5.

Tous les détenus fédéraux en bonne santé doivent avoir un emploi, et c'est le Bureau des prisons qui contrôle la grille des rémunérations. Depuis deux ans, je suis bibliothécaire, à trente cents l'heure. À peu près la moitié de cette somme, ainsi que les chèques de mon père, sont soumis au Programme de responsabilité financière des détenus : le Bureau des prisons récupère cet argent et le reverse au titre des amendes pénales, des contraventions et des dédommagements. En plus de ma peine de dix ans de détention, j'ai reçu ordre de payer à peu près cent vingt mille dollars de pénalités diverses. À trente cents l'heure, cela prendra le reste du siècle, et un peu plus encore.

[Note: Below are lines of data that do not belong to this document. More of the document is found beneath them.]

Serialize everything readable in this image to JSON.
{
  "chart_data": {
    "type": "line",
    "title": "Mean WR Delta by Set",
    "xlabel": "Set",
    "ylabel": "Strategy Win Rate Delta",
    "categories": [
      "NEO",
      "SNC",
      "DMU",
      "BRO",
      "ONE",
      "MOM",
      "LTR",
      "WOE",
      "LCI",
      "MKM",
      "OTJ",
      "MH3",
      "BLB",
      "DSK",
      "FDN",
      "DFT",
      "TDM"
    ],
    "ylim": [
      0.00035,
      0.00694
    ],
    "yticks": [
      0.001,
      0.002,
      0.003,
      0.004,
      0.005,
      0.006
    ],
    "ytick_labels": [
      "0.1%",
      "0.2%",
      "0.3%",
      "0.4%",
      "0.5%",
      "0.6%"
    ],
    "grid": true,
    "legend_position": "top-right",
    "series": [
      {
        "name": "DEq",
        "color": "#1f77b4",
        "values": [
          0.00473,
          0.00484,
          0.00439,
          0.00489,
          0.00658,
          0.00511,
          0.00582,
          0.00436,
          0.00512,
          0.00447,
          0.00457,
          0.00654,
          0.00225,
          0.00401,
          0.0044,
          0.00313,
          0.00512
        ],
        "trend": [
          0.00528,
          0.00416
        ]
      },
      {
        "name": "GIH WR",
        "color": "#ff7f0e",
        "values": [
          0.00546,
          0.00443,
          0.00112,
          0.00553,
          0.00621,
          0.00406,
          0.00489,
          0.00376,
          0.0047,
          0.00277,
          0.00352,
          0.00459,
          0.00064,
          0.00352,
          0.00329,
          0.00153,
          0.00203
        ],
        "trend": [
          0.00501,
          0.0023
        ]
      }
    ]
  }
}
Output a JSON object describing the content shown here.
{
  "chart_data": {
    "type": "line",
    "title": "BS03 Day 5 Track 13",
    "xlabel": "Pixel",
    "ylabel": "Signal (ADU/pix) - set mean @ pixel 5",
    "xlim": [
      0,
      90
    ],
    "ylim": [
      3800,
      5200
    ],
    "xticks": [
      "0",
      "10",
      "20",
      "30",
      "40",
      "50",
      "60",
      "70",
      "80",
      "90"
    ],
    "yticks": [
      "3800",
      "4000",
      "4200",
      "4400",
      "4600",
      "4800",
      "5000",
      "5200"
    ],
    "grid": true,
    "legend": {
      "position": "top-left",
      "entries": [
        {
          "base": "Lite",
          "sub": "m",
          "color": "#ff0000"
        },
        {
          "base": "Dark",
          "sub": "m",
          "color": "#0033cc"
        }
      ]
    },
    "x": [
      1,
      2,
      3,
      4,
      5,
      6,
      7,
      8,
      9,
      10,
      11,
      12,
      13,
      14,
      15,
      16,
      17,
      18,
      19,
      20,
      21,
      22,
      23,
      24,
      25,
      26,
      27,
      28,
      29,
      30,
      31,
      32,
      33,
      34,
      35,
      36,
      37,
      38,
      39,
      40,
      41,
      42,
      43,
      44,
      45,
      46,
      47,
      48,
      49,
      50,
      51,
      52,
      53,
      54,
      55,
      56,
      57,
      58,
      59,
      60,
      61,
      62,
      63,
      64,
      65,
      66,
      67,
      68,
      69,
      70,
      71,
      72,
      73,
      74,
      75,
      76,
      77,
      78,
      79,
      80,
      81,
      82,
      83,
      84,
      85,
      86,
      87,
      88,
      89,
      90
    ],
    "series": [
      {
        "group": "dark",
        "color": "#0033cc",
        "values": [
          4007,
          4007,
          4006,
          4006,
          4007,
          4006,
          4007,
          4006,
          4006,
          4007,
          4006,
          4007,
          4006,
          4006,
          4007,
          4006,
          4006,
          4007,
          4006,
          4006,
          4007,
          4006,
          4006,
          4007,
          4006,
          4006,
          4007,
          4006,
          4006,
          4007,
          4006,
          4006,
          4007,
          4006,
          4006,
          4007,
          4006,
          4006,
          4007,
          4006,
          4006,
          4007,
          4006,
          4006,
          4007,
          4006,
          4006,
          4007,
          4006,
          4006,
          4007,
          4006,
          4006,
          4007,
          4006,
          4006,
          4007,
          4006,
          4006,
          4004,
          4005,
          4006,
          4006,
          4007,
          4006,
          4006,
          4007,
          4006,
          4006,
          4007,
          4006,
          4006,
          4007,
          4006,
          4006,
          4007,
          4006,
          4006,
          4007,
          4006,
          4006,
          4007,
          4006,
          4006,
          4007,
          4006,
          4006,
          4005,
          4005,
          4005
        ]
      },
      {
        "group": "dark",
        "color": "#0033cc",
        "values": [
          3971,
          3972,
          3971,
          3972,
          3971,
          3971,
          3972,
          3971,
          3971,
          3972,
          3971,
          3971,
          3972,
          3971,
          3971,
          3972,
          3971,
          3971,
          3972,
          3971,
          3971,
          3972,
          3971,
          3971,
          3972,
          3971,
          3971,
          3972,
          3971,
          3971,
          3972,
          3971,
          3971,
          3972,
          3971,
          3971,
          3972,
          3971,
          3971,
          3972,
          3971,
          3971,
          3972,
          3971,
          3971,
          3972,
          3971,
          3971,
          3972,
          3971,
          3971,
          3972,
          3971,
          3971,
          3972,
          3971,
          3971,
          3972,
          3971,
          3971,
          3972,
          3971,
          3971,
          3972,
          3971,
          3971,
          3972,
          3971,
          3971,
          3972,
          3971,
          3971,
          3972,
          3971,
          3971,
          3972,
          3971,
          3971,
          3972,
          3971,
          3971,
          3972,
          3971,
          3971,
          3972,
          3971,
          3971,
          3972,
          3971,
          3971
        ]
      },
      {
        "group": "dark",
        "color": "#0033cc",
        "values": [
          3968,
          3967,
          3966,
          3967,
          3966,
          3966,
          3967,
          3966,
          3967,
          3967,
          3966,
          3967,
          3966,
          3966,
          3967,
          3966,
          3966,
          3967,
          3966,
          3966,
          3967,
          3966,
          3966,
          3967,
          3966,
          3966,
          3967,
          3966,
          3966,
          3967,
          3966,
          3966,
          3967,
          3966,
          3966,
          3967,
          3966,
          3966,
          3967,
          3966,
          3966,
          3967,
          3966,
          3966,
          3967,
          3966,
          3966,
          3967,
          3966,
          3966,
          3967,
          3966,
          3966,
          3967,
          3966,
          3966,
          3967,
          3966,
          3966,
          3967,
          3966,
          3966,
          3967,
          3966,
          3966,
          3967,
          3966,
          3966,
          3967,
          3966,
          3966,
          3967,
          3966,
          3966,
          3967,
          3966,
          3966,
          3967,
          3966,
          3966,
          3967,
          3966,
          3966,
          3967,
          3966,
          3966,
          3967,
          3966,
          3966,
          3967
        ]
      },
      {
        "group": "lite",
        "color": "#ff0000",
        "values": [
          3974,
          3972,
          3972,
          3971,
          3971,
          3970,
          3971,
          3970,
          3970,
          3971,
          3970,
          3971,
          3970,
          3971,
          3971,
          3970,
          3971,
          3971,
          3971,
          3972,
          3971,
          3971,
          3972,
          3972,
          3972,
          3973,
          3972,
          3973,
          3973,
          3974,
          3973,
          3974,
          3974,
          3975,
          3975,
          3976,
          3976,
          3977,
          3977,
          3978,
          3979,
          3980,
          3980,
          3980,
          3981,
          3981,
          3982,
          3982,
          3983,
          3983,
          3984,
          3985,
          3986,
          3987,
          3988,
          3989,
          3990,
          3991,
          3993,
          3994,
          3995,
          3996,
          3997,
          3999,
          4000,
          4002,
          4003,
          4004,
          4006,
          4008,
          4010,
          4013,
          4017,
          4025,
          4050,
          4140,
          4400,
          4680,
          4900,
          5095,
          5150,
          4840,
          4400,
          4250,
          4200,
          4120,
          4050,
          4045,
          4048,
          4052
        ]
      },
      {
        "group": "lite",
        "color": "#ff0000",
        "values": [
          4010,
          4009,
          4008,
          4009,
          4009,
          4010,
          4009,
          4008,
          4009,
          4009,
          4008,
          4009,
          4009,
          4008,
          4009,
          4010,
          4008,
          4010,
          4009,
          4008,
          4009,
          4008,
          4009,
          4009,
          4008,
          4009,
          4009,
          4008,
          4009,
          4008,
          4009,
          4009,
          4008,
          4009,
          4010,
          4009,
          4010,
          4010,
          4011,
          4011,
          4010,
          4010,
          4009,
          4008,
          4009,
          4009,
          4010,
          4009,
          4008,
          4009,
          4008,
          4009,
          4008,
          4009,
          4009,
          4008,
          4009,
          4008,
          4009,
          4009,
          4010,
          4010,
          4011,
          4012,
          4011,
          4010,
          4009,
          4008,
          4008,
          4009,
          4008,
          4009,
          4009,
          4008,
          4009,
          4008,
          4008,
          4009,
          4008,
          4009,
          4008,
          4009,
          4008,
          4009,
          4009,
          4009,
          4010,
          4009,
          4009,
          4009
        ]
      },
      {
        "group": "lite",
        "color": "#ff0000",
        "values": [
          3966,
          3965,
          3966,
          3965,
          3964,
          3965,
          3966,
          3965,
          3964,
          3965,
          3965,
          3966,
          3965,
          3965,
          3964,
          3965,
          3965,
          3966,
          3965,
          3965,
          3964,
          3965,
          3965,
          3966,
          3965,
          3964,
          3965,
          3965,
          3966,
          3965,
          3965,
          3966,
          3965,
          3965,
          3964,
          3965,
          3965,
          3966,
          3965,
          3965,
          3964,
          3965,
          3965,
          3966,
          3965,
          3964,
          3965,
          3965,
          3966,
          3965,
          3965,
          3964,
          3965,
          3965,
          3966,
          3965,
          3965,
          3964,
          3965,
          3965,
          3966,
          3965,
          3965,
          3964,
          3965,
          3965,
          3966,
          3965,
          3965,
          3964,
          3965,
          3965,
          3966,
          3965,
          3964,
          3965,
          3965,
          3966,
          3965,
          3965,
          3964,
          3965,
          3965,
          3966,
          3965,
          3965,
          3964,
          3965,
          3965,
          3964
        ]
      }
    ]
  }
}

Parmi les autres emplois, citons cuisinier, plongeur, torchonneur de tables, récureur de sols, plombier, électricien, charpentier, employé de bureau, garçon de salle, blanchisseur, peintre, jardinier et enseignant. Je me considère comme chanceux. Mon boulot est l'un des meilleurs qui soit et il ne se réduit pas à nettoyer les saletés des autres. À l'occasion, je dispense un cours d'histoire à des détenus qui préparent leurs diplômes d'équivalence du secondaire. Enseigner rapporte trente-cinq cents l'heure, mais je ne suis pas tenté par une rémunération plus élevée : enseigner est franchement déprimant, à cause du faible niveau d'alphabétisation de la population carcérale. Les Noirs, les Blancs, les Marrons... il y en a tant, de ces types qui savent à peine lire et écrire, que cela vous amène à vous interroger sur ce que fabrique notre système éducatif.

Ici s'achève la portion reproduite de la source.